The average U.S. home may be roughly 5,000 miles from central London, but the recent Brexit vote is having a dramatic effect on mortgages from Maine to California and the banks and investors that back them. The average contract interest rate on the popular 30-year fixed home loan is approaching its record low, and that has created yet another refinance boom. Even though interest rates have been low for several years, millions of homeowners have recently gained considerable home equity, thanks to fast-rising home prices.
They are now not only eligible for refinances but may want to tap some of that new-found equity. The mortgage market could have a refinance boom rivaling the one seen from 2008 to 2014, when about 25 million borrowers refinanced their mortgages, according to a new report from the Urban Institute authored by Jim Parrott and Alanna McCargo. That will mean short-term pain for some of the nation’s largest mortgage servicers as well as investors in mortgage-backed securities, or MBS. The surge in refinancing will increase prepay speeds for the securities backed by these mortgages, shortening the term of the investment and reducing the return. This will drive losses for investors with unhedged MBS positions. Similarly, servicers will see the revenue streams from their mortgage servicing rights, or MSRs, dry up as borrowers refinance out of the loans they are servicing. Those servicers that have not hedged these revenue streams and are unable to mitigate their losses with new MSRs will also see significant losses.
“It’s the insurance companies and other entities that own the securities that really get hurt,” noted Paul Miller, an analyst at FBR Capital Markets. “The banks will profit from it. Nonbanks are a bigger part of the originations today, but they still end up going through the big banks.”
The one area in which lenders lose is in servicing the mortgages. When people refinance, the servicers often change.
The yield on the 10-year Treasury, which mortgage rates loosely follow, will have to stay low for a while, however, before mortgage rates move significantly lower, as there are more costs involved today for lenders than there were even four years ago. That is thanks to new federal regulations on lending.
“What guys are probably doing in the mortgage world is not really ramping up and seeing where the volatility shakes out. If they stay at these levels, you will see rates drop to the 3 ¼ percent range which will signal a material change,” added Miller. For investors in mortgage-backed bonds, refinances, or so-called prepayments, mean they get their money back, but that’s not necessarily a good thing. “One of the challenges posed by prepayments is typically borrowers prepay when interest rates drop, then investors end up with a whole lot of cash in a lower-interest rate environment,” said Parrott, who also points out a tricky problem involving accounting rules at Freddie Mac.
The government-sponsored enterprise guards against the risk of rising interest rates by hedging with positions that do well when rates rise and poorly when they fall.
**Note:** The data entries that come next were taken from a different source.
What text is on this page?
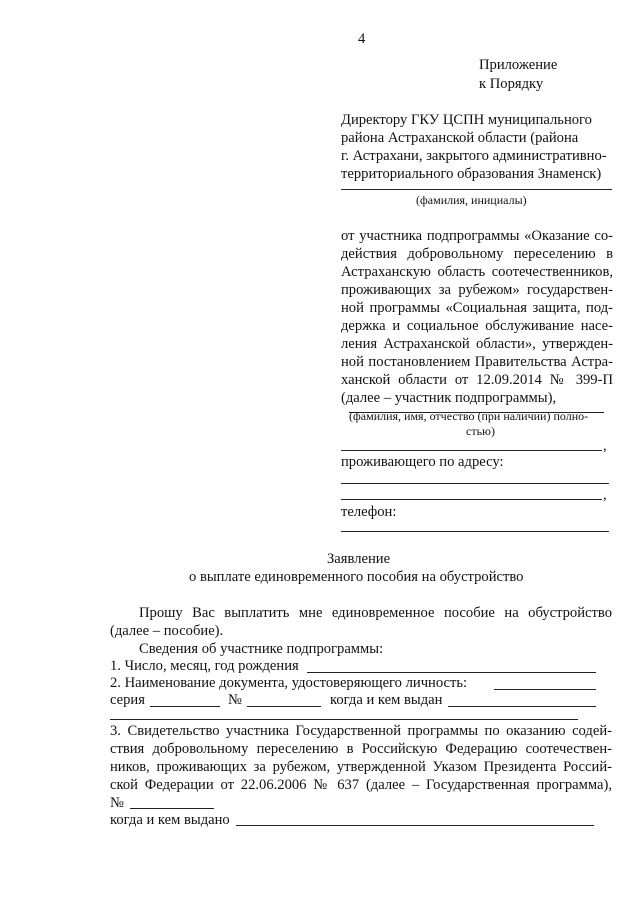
4
Приложение
к Порядку
Директору ГКУ ЦСПН муниципального
района Астраханской области (района
г. Астрахани, закрытого административно-
территориального образования Знаменск)
(фамилия, инициалы)
от участника подпрограммы «Оказание со-
действия добровольному переселению в
Астраханскую область соотечественников,
проживающих за рубежом» государствен-
ной программы «Социальная защита, под-
держка и социальное обслуживание насе-
ления Астраханской области», утвержден-
ной постановлением Правительства Астра-
ханской области от 12.09.2014 № 399-П
(далее – участник подпрограммы),
(фамилия, имя, отчество (при наличии) полно-
стью)
,
проживающего по адресу:
,
телефон:
Заявление
о выплате единовременного пособия на обустройство
Прошу Вас выплатить мне единовременное пособие на обустройство
(далее – пособие).
Сведения об участнике подпрограммы:
1. Число, месяц, год рождения
2. Наименование документа, удостоверяющего личность:
серия	№	когда и кем выдан
3. Свидетельство участника Государственной программы по оказанию содей-
ствия добровольному переселению в Российскую Федерацию соотечествен-
ников, проживающих за рубежом, утвержденной Указом Президента Россий-
ской Федерации от 22.06.2006 № 637 (далее – Государственная программа),
№
когда и кем выдано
“The problem is the way the accounting laws work, they only report the hedges, not the positions they’re hedging against. So if you have a lot of movement, the way the rules work, it shows all of this gain or loss,” explained Parrott. “The reason why we care is if there is enough movement, then Freddie could have to report a loss, and whether they have to borrow money from Treasury in a given quarter is driven by what they have to report from that quarter.”
The drop in Treasury yields in the first quarter of this year caused Freddie mac to report accounting losses of $1.4 billion related to its hedging of interest rate risk, leading to overall losses of $354 million. Should yields now fall even further, the losses could be greater. The losses would be reported just before the presidential election.